Ce rapprochement s’inscrit dans un contexte plus large de recomposition stratégique en Asie-Pacifique. Du côté de Tokyo, la crainte d’une Chine de plus en plus assertive en mer de Chine méridionale et orientale justifie, aux yeux des décideurs, un réarmement accéléré et une diversification des alliances. L’archipel philippin, lui, subit depuis des années les opérations de la marine et des garde-côtes chinois, allant des tirs de canon à eau jusqu’aux éperonnages. La disparité des forces est criante : contre les 94 destroyers et frégates modernes de la marine populaire de libération, Manille ne peut aligner qu’une poignée de vieilles unités, héritées pour l’essentiel de l’ère américaine.
Mais ce qui donne une dimension géopolitique nouvelle à cette alliance, c’est le relâchement perçu de l’engagement américain. En Asie du Sud-Est, l’administration Trump 2.0 est regardée avec méfiance : ses volte-face sur la scène multilatérale et son désengagement sélectif nourrissent un doute profond quant à la fiabilité de Washington comme garant de l’ordre régional. La Chine, de son côté, exploite ce vide en approfondissant ses liens avec des pays clés comme le Vietnam, où un mécanisme inédit de consultation « 3+3 » (affaires étrangères, défense, sécurité publique) a été institué en mars dernier. Le ministre chinois des Affaires étrangères, Wang Yi, a appelé Hanoï à « planifier ensemble le développement et la sécurité », dans une formulation qui évoque un partage implicite de sphères d’influence.
Le détournement des navires Abukuma — mis en service entre 1989 et 1993, mais dotés de capacités anti-sous-marines et antinavires — permettra à Manille de mieux surveiller ses 7 600 îles et de dissuader les incursions chinoises. La modification récente des principes japonais d’exportation d’armements, autorisant désormais la cession de matériel létal, a rendu cette opération possible. Du point de vue européen, cette dynamique illustre la fragmentation croissante de l’architecture de sécurité indo-pacifique, où des acteurs comme le Japon, l’Australie ou la France (même si Paris reste discret) sont appelés à jouer un rôle plus autonome. Pour la Belgique comme pour le Canada, observateurs des tensions multilatérales, l’enjeu est de taille : la région pourrait basculer d’un équilibre dominé par Washington à une mosaïque d’alliances bilatérales, plus fluides mais aussi plus volatiles.
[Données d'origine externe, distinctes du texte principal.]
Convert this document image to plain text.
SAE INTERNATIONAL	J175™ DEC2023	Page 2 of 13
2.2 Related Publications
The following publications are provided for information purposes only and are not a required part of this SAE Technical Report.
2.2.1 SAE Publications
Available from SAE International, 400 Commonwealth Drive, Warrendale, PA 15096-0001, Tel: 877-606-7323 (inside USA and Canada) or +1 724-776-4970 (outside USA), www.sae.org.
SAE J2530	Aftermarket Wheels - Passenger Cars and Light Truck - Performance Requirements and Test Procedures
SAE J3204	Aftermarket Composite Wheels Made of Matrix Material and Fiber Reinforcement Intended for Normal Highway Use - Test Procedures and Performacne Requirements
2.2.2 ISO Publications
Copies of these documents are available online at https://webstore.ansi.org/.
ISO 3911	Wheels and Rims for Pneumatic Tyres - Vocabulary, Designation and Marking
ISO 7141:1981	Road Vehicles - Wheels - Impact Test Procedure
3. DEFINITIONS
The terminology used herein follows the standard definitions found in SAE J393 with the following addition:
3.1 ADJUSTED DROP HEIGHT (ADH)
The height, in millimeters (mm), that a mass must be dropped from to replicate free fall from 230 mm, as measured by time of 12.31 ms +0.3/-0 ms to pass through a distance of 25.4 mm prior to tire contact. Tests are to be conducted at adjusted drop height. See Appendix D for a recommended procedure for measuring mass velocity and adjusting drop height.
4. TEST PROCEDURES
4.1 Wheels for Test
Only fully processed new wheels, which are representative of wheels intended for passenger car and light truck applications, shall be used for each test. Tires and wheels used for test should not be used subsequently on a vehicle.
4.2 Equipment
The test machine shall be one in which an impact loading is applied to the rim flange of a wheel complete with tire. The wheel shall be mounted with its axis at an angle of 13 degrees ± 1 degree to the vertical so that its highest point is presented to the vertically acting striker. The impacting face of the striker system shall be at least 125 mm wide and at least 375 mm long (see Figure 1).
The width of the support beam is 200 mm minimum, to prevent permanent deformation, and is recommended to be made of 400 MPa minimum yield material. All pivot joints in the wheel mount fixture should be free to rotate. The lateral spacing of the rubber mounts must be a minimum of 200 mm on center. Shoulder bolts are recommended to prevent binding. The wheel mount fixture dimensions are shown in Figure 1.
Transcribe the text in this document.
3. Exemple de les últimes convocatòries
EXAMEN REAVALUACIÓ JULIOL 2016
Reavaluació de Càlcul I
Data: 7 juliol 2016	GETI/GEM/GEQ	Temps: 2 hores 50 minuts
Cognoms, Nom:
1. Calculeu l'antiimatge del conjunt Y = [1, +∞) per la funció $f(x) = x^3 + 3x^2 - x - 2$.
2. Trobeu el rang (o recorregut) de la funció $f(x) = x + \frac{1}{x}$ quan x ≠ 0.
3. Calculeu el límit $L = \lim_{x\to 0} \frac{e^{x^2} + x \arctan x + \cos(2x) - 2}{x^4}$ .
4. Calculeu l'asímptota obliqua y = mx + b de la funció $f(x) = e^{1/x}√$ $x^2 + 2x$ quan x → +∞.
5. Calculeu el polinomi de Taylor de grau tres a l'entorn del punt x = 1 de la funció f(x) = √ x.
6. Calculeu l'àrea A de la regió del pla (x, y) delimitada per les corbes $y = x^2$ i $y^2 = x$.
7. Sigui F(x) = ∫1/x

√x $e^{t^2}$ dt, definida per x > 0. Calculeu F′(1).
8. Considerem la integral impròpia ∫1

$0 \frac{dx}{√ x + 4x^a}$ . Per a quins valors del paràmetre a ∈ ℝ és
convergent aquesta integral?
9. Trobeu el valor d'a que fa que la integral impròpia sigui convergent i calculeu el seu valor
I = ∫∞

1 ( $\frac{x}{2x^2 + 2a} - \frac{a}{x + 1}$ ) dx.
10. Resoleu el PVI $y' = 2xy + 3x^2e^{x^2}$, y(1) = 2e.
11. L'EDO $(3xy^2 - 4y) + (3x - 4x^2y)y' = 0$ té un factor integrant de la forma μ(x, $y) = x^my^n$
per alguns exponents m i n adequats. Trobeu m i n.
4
Reste à savoir si ce renforcement nippo-philippin suffira à endiguer la pression chinoise. Les analystes de la zone Asie-Pacifique soulignent que Pékin, forte de la plus grande marine du monde, joue sur plusieurs tableaux : à la fois la coercition directe (manœuvres, patrouilles) et la séduction économique, y compris via des exemptions tarifaires offertes à des pays africains pour contraster avec la politique américaine. Le pari de Manille et de Tokyo est que la densification des liens de défense avec le Japon et les États-Unis finira par dissuader toute escalade majeure. Mais en l’absence d’un cadre multilatéral solide et d’un engagement américain constant, cette stratégie pourrait n’être qu’un répit dans un rapport de force que la Chine semble, pour l’heure, dicter.